Matthew Mason-Cox med rel: Fair Trading targeting a fake near you

Matthew Mason-Cox med rel: Fair Trading targeting a fake near you

0NSW Fair Trading Minister Matthew Mason-Cox today said Fair Trading officers seized hundreds of Nike and ASICS brand footwear in a raid at a home in Hurlstone Park, in Sydney’s inner-west.

Mr Mason-Cox said more than 560 pairs of counterfeit Nike and ASICS brand footwear was seized at the make-shift warehouse, which had been under investigation by NSW Fair Trading officers for about a month.

“NSW Fair Trading is stepping up its surveillance of counterfeit goods in the marketplace, so this raid should serve as a warning to people who are illegally selling counterfeit goods,’’ Mr Mason-Cox said. “We are in the marketplace and we will catch you.’’

In July, NSW Fair Trading undertook two major operations. The first operation saw more than 8,000 counterfeit makeup products seized from three locations across Sydney. The investigation followed consumer complaints about makeup products they had purchased, including one consumer who had the skin on her face burnt after using a fake Mac foundation.
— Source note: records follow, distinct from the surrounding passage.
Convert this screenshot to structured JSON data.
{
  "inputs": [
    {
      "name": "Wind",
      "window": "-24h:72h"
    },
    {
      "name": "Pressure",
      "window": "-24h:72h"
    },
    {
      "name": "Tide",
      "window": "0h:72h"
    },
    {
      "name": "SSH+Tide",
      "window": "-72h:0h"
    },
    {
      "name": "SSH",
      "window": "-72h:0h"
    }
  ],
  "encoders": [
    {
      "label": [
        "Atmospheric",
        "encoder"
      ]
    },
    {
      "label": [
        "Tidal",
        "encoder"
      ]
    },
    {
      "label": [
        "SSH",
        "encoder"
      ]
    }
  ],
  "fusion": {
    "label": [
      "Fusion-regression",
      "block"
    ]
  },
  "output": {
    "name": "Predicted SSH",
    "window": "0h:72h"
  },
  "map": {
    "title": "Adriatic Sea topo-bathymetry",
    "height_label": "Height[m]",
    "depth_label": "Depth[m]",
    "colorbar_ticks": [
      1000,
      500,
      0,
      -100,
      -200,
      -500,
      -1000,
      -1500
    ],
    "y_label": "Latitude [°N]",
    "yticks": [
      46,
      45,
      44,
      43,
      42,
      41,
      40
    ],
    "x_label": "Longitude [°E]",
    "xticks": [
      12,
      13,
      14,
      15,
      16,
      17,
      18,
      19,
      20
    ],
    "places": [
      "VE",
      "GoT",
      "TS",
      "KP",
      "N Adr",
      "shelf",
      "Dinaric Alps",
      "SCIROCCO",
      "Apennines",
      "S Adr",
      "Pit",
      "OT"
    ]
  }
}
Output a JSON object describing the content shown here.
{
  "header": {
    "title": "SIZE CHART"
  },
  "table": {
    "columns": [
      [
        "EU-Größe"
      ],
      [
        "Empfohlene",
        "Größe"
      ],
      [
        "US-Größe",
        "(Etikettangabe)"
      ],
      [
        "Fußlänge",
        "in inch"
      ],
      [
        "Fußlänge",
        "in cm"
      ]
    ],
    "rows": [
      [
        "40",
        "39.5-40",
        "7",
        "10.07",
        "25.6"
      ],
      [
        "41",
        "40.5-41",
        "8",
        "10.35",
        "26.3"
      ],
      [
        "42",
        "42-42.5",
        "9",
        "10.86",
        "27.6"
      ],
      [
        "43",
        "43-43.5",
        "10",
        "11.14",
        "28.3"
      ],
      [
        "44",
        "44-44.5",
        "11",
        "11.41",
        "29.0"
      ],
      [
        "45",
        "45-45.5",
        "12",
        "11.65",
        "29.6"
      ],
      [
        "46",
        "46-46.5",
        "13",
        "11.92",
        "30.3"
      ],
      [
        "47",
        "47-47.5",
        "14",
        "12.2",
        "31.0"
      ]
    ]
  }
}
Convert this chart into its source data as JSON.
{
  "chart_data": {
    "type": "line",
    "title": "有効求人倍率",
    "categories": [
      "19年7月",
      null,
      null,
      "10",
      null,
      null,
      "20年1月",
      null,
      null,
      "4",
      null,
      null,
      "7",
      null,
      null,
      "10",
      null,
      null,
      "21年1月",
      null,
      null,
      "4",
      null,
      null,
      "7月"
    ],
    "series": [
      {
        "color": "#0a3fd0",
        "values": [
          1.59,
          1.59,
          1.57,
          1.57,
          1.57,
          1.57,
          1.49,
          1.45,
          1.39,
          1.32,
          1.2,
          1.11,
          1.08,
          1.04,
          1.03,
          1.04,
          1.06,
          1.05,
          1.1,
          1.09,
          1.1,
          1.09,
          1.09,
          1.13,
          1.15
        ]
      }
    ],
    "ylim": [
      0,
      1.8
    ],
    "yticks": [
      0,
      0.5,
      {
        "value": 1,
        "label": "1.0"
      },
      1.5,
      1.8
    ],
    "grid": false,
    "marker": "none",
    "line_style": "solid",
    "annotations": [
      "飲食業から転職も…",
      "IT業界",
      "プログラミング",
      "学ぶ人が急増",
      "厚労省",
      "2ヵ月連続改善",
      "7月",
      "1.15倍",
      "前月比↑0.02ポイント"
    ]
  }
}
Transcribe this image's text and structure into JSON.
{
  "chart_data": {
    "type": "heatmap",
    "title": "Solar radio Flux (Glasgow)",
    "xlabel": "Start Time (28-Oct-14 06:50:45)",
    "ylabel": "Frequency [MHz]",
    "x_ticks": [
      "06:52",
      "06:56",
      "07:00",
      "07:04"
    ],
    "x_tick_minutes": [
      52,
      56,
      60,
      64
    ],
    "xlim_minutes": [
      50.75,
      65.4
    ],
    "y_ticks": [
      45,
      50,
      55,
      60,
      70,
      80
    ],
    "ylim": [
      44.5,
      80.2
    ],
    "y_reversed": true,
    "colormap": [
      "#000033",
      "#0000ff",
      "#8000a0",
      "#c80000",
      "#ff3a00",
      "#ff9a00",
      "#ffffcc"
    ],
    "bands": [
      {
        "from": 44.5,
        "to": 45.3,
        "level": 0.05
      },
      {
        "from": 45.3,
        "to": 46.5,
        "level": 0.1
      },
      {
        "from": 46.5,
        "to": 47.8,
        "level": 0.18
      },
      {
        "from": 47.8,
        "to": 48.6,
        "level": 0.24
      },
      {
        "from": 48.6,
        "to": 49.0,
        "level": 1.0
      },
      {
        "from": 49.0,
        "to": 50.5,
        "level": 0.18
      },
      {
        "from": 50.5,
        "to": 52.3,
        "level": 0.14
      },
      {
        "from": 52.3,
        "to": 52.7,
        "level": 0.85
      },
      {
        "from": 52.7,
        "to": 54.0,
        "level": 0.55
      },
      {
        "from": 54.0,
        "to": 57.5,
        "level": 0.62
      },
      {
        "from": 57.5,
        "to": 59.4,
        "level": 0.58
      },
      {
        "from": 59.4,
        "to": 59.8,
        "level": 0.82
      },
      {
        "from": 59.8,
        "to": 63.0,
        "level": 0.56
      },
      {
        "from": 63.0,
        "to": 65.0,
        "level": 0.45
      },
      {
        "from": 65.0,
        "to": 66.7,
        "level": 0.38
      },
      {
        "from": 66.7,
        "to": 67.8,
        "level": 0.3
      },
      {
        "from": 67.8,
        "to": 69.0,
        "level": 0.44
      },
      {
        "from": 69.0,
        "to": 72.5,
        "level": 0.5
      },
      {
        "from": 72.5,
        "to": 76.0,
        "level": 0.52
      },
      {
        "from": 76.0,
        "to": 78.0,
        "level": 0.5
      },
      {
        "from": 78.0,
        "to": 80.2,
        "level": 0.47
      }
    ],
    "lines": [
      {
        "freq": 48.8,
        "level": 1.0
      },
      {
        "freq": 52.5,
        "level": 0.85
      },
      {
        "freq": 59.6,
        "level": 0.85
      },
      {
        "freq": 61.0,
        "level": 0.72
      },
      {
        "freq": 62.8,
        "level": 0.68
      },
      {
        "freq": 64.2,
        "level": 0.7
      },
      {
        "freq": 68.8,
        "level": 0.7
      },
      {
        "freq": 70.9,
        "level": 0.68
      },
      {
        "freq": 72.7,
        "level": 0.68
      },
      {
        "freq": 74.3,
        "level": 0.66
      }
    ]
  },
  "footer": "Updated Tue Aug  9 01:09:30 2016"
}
Later that month, officers raided a Western Sydney retailer selling counterfeit Nike brand footwear, assorted designer label clothing and accessories.

“In May, NSW Fair Trading successfully prosecuted Michael Lam, a Paddy’s Markets trader, for selling counterfeit football clothing,’’ Mr Mason-Cox said. “He was ordered to pay fines and costs of $17,180 by Parramatta Local Court.”

Mr Mason-Cox said while consumer protections existed under the Australian Consumer Law, it was not always easy to spot a fake, so I urge consumers to buy their products from a reputable trader.

“You are more likely to have your consumer rights enforced under the Australian Consumer Law if you buy from a well-recognised and established trader,” he said.

NSW Fair Trading is now considering pursuing legal action against the Hurlstone Park trader.

Businesses that make false and misleading statements about the price, value or quality of the consumer goods they sell face fines of up to $22,000 for an individual and $1.1million for a company.